Publicado em 22/03/2023 - 12:43 / Clipado em 22/03/2023 - 12:43

Asfalto Liso: inspeção do TCM aponta falhas em serviço do programa da prefeitura do Rio


Ações preveem investimento de R$ 580 milhões em 290 dos principais corredores viários da cidade

Por Luiz Ernesto Magalhães — Rio de Janeiro
 

O sinal de alerta foi aceso nas intervenções do programa Asfalto Liso da prefeitura do Rio, que prevê investimento de R$ 580 milhões na recuperação de 290 dos principais corredores de trânsito da cidade até 2024. Uma inspeção feita pelo Tribunal de Contas do Município (TCM), em parceria com a Coordenação de Programas de Pós-Graduação em Engenharia (Coppe), da UFRJ, identificou o que considera falhas na execução do recapeamento de rua da Zona Sul, bem como observou desgaste prematuro em serviços feitos na Barra da Tijuca e na região da Leopoldina. Os problemas, na avaliação dos técnicos, podem onerar o próprio poder público com mais despesas para manter as vias em bom estado e até mesmo expor a população ao risco.
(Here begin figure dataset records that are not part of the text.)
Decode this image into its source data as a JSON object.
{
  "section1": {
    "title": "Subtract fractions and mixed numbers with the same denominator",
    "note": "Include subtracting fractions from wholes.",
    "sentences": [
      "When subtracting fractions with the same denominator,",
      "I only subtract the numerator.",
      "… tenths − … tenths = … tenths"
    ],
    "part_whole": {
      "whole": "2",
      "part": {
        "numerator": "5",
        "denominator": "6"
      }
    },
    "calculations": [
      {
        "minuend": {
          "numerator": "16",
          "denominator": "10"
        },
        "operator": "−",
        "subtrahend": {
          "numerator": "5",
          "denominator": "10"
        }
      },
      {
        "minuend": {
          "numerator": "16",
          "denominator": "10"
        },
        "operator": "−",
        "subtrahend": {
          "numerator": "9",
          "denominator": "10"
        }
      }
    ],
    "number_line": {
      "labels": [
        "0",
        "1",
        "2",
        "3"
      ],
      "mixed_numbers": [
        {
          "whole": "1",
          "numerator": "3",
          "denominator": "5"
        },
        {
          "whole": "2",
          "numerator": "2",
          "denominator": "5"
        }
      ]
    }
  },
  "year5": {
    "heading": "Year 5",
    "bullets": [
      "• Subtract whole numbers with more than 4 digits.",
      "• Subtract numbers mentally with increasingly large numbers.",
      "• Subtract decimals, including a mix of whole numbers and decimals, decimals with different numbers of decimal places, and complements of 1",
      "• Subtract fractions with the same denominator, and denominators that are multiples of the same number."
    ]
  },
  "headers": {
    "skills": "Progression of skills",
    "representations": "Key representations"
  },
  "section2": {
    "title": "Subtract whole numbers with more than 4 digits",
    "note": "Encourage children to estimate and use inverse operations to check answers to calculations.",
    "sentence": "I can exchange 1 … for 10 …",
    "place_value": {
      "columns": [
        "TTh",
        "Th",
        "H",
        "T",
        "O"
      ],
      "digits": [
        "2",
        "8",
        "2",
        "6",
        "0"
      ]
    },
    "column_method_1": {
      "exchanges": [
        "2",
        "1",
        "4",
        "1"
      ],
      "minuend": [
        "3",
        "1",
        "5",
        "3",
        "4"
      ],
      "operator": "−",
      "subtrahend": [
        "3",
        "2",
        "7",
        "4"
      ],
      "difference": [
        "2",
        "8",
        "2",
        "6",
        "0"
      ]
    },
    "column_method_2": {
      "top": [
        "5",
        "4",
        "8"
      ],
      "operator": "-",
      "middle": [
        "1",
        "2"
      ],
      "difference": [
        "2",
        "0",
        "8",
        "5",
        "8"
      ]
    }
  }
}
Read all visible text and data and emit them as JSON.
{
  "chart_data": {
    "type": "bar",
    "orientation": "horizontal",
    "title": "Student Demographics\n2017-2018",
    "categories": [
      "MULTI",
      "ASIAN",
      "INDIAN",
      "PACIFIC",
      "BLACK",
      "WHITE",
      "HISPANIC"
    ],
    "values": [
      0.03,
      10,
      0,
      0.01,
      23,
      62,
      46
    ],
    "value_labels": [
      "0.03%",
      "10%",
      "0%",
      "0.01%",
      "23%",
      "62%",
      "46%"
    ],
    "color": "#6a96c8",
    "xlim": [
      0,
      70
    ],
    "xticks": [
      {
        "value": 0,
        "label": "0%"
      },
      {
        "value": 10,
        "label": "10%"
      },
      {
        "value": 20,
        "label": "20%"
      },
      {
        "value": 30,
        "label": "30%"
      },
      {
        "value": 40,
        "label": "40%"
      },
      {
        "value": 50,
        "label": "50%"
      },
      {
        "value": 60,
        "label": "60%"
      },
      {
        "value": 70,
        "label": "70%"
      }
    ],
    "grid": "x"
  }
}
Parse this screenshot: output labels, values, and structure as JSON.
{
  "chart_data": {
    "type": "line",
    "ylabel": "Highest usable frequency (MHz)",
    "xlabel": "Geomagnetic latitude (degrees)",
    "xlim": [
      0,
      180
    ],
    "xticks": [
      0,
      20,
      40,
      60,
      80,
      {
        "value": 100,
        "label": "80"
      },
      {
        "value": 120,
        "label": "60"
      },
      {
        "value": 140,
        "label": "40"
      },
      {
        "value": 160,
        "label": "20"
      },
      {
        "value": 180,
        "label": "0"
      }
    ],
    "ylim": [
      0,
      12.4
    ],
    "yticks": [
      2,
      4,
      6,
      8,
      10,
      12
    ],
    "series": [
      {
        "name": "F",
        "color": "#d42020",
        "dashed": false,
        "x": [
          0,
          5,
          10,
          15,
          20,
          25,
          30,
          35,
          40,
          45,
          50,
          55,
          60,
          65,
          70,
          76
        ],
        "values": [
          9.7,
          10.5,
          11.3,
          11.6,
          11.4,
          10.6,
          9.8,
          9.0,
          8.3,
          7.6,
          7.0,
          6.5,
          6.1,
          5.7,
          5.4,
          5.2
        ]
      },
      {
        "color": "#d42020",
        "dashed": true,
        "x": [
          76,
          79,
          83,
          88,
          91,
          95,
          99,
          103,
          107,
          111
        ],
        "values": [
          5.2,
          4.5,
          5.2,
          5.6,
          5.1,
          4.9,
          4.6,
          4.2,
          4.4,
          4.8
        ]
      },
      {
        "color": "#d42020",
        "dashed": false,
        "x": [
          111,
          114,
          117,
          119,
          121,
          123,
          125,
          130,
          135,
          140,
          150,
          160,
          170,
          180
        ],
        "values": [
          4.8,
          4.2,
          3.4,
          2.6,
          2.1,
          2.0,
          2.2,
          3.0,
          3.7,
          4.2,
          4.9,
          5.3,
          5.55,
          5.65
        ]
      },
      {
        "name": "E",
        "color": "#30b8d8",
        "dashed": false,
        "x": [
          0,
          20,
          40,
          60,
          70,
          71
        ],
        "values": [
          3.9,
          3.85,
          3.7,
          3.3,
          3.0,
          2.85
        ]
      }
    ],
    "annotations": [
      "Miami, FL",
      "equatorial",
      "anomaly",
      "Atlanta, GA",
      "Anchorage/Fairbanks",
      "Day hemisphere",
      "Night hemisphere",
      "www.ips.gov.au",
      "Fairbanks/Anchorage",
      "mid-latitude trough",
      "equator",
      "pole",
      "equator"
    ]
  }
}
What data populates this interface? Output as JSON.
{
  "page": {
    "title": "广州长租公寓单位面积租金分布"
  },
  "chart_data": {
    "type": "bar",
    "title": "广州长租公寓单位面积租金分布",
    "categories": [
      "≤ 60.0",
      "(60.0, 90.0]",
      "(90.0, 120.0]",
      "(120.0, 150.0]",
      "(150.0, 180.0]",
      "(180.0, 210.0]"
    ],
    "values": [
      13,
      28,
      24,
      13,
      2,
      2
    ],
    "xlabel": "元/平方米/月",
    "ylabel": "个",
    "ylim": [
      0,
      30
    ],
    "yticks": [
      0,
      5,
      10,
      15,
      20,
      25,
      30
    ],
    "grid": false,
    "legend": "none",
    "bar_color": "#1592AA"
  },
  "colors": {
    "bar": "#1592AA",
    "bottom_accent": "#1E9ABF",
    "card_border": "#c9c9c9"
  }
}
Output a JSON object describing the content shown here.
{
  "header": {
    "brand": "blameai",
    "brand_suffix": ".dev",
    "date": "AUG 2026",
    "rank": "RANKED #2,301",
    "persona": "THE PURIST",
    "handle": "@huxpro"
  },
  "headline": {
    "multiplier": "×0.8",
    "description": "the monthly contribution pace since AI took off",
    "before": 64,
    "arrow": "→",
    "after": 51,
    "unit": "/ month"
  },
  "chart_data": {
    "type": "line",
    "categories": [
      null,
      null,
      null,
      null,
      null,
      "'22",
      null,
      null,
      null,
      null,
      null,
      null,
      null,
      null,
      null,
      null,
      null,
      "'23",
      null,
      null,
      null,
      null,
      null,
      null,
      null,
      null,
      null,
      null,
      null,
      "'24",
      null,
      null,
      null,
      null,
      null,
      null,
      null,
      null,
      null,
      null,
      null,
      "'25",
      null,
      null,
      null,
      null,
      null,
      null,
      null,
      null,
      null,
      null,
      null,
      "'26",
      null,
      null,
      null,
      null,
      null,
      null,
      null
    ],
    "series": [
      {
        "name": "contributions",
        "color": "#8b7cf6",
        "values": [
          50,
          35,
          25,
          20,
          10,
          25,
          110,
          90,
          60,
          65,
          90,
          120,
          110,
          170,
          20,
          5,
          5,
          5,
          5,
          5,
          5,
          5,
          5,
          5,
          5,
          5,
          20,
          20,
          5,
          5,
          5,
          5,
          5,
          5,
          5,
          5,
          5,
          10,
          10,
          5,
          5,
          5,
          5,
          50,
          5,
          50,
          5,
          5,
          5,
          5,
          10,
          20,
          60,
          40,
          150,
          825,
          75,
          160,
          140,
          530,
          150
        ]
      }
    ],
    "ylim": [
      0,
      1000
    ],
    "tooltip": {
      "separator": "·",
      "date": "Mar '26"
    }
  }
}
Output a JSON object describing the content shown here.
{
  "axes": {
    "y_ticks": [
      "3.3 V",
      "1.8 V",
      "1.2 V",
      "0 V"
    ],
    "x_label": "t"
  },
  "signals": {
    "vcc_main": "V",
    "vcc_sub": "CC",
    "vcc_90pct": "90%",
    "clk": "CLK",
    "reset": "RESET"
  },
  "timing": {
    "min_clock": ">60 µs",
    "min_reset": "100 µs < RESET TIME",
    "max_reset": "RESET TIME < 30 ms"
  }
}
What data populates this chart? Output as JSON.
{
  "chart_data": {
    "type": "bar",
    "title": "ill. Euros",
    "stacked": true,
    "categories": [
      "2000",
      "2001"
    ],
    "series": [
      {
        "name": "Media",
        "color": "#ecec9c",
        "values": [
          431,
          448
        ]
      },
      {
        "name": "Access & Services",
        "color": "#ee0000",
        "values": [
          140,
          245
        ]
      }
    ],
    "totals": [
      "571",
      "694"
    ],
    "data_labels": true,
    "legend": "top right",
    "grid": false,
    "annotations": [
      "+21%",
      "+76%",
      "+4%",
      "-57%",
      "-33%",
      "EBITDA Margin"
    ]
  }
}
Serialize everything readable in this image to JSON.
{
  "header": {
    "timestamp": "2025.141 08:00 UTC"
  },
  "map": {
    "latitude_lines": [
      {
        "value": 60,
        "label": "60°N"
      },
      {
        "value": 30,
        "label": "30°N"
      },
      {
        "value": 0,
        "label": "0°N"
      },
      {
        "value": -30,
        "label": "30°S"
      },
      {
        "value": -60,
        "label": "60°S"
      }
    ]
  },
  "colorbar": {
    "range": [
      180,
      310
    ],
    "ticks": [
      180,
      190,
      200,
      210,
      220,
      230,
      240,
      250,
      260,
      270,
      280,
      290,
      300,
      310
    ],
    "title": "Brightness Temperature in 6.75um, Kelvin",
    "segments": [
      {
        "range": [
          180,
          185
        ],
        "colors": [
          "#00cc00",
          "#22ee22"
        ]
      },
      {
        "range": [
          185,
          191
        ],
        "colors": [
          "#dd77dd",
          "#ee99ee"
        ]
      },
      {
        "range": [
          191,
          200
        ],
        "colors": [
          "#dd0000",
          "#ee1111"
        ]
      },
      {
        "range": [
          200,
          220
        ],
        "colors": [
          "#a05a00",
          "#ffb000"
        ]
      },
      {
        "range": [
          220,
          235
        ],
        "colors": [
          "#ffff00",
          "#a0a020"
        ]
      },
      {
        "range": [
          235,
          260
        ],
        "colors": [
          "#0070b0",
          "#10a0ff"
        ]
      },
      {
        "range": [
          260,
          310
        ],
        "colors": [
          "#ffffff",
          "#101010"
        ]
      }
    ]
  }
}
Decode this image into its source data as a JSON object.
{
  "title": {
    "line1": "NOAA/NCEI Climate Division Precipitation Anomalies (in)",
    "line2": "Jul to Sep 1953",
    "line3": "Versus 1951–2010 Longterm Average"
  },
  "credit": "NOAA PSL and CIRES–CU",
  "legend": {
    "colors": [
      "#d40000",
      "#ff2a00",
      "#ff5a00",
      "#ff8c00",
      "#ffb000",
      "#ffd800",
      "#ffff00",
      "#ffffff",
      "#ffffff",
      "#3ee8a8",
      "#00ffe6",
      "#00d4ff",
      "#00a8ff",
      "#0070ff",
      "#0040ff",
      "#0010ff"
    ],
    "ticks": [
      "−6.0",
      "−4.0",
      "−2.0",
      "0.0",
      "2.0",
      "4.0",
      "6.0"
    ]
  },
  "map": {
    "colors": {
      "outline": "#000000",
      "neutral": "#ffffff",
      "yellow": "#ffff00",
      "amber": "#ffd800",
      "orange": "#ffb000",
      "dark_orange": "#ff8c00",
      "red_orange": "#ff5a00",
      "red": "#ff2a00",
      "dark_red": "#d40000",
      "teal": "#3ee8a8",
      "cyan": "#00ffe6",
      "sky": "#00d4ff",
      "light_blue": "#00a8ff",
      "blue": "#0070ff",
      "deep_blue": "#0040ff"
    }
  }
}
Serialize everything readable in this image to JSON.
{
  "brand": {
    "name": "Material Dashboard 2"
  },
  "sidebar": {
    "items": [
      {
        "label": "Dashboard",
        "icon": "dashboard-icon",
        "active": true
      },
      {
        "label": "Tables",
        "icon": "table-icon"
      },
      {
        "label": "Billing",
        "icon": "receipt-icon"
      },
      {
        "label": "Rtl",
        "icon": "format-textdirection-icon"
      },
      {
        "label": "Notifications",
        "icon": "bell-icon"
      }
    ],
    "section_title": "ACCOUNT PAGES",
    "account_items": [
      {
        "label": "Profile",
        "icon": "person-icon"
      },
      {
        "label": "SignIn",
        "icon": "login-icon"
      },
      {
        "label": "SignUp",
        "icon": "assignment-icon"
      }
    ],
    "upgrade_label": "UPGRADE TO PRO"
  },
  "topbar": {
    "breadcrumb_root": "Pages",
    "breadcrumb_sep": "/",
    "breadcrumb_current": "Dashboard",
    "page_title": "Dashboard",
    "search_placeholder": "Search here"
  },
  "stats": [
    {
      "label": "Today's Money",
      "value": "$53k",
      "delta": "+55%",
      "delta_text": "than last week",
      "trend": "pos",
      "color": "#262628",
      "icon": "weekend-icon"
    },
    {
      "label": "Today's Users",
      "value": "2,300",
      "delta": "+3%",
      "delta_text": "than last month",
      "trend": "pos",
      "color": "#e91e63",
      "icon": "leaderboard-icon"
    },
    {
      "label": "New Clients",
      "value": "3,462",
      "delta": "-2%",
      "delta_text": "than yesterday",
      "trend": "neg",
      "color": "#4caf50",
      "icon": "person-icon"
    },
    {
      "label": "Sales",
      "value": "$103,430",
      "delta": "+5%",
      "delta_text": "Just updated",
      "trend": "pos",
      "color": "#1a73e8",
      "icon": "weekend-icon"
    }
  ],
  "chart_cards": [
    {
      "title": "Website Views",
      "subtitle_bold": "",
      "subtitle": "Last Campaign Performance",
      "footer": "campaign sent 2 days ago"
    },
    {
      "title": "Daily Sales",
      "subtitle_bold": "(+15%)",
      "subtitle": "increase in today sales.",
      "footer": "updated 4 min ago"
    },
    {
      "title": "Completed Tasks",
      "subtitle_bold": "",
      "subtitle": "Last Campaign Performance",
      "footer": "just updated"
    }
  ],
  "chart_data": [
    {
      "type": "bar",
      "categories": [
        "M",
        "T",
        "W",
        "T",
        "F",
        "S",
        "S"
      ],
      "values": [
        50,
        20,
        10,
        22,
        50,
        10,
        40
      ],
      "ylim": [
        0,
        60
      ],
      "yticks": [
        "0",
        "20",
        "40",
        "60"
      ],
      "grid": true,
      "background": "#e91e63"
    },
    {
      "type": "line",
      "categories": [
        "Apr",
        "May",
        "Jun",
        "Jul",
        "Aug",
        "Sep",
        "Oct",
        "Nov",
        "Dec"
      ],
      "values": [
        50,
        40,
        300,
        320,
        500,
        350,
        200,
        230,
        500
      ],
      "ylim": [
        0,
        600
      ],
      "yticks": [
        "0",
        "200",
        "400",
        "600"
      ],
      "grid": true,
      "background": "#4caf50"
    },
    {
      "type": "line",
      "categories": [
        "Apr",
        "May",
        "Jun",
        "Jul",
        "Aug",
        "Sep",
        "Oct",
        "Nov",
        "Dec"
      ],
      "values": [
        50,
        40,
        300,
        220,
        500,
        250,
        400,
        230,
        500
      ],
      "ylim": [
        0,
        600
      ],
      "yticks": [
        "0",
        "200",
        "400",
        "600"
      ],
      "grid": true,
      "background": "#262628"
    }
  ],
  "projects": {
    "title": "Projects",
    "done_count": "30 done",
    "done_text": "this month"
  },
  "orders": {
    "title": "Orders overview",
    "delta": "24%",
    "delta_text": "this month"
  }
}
As informações constam de um relatório de acompanhamento do programa, aprovado pelo TCM no fim de agosto. O documento fundamentou o voto do conselheiro David Carlos Pereira Neto, que fez uma série de observações e recomendações à Secretaria municipal de Conservação (Seconserva). Entre as medidas propostas está a implantação de um cadastro que indique as datas exatas do início e do término das intervenções, como uma forma de monitorar a durabilidade do asfalto.

O banco de dados pode permitir, por exemplo, que o governo cobre das empreiteiras a restauração de trechos que apresentem problemas dentro do prazo de garantia (de cinco anos). Como esse controle não é feito hoje, a auditoria identificou casos em que a prefeitura teve gastos adicionais ao contratar outros fornecedores para reparar defeitos.

Gastos de R$ 148 milhões em 71 vias
No estudo, a análise foi feita por amostragem. Só a fatia do programa que inclui 71 vias da Zona Sul, da Grande Tijuca e do Centro prevê gastos de R$ 148 milhões. Há outros três lotes em andamento. Técnicos da Coppe encontraram problemas na Rua Mário Ribeiro.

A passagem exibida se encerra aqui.